04 November 2007

double free()

So, while writing an exploit for a publicly known bug at work I stumbled across another one, a double free(). Then I started looking into how exactly one exploit's a double free, and it looked grim. The program has to survive a double free, meaning that it cannot crash. The default action for glibc is to print an error message such as:

glibc detected *** double free or corruption (fasttop): 0x12345678 ***



and then call abort(), which terminates the program. So it looked like it was not exploitable, and just a DoS, so I looked at BSD libc and the libc from Solaris, neither of them appeared to be affected by double free's either. So I went back and looked in glibc's source code to determine what exactly it checks to detect a double free (There are a couple different checks depending on type, I'm only covering one here because it is what pertains to my situation and the others are essentially the same with a few other easily bypassed checks).

So, glibc has the concept of fast bin's, or arrays where it stores free chunks of memory under certain conditions, most importantly chunks that are less than 512 bytes in length. So I looked at the glibc code in malloc/malloc.c and find the following relevant section:

[...]
fb = &(av->fastbins[fastbin_index(size)]);
/* Another simple check: make sure the top of the bin is not the
record we are going to add (i.e., double free). */
if (__builtin_expect (*fb == p, 0))
{
errstr = "double free or corruption (fasttop)";
goto errout;
}




Here we have something interesting, let me explain the code first though. In the first line we take the variable 'fb' and make it point to the address of the element in the fast bin array for the size of the chunk in question. In other words, the fast bin array is sorted by size of chunks, and we are assigning the fb variable to the address of the index for the given size of our current chunk. Then we check to see if what that address points to (*fb) is the address of the current chunk being free'd (p), if so we've found the chunk being free'd in the list of free chunks and we have a double free situation (or linked list corruption).

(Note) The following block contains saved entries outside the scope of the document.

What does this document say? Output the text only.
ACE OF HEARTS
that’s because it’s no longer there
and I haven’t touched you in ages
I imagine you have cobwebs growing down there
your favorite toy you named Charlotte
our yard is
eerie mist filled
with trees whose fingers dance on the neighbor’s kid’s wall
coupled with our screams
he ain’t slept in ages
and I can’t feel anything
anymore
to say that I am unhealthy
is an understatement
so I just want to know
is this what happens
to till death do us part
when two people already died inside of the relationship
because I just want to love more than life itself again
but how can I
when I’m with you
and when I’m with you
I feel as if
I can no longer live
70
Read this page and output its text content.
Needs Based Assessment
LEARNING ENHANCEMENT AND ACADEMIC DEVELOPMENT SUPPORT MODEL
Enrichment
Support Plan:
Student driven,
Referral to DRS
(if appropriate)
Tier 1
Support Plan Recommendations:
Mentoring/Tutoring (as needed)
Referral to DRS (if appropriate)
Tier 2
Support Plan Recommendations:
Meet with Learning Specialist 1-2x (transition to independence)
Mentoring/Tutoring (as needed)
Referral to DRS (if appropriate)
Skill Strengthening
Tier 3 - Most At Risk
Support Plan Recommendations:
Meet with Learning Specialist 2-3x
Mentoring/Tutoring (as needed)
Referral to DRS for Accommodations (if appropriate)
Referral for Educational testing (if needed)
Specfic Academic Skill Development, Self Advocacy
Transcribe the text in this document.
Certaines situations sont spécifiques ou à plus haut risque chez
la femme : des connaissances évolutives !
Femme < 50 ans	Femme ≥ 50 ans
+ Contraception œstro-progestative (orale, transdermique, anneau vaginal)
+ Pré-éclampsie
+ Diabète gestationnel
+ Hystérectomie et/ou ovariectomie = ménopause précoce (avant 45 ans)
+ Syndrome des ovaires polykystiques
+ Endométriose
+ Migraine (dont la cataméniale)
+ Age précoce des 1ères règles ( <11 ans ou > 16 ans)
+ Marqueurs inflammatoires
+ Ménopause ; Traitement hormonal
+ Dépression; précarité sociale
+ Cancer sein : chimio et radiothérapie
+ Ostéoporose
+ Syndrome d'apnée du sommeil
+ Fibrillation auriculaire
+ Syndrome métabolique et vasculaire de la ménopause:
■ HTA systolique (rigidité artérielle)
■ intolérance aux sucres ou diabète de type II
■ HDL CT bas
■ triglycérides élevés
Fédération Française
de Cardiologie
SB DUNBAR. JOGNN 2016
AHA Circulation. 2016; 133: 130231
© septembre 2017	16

But what if? What if another chunk of the same size and thus in the same fast bin has been deallocated since the current chunk was free'd, for instance, what if we have:

ptr0 = malloc(siz);
ptr1 = malloc(siz);

// presume both calls succeed

free(ptr0);
free(ptr1);



Then the top entry in the list won't be ptr0, it will be ptr1, and (assuming no other chunks in that list have been deallocated) ptr0 will be the second end on the linked list and the check will succeed and we will be able to free the pointer again, not have abort() called and potentially exploit the situation for our advantage.


#include <stdio.h>
#include <stdlib.h>

int
main(int argc, char **argv)
{
void *ptr0;

ptr0 = malloc((size_t)64);

if (NULL == ptr0) {
perror("malloc()");
return EXIT_FAILURE;
}

if (1 < argc) {

void *ptr1;

ptr1 = malloc((size_t)64);

if (NULL == ptr1) {
perror("malloc()");
return EXIT_FAILURE;
}

free(ptr0);
free(ptr1);
free(ptr0);

} else {

free(ptr0);
free(ptr0);

}

return EXIT_SUCCESS;
}




I've got a bit more on the glibc heap implementation, some of which I thought myself clever for finding only to realize it's been documented in a recent paper, others which just are redundant to mention at this point.

3 comments:

Jaz said...

Hmmm, interesting. Nice to know.

But how would one prevent/detect double freeing? Is it possible to check if memory was freed in the past?

not_me said...

@Miroslav -- its a difficult subject the minute threads get involved. You need to have some concept of 'thread ownership' of the block in order to be able to stop it; i noted from another blog that there have been recent changes to some of the code and it may prevent some of what i talked of here. Bottom line is however, if thread a allocates, then free's, then thread b allocates and get the same chunk, then thread a double free's, theres no clean way to detect it.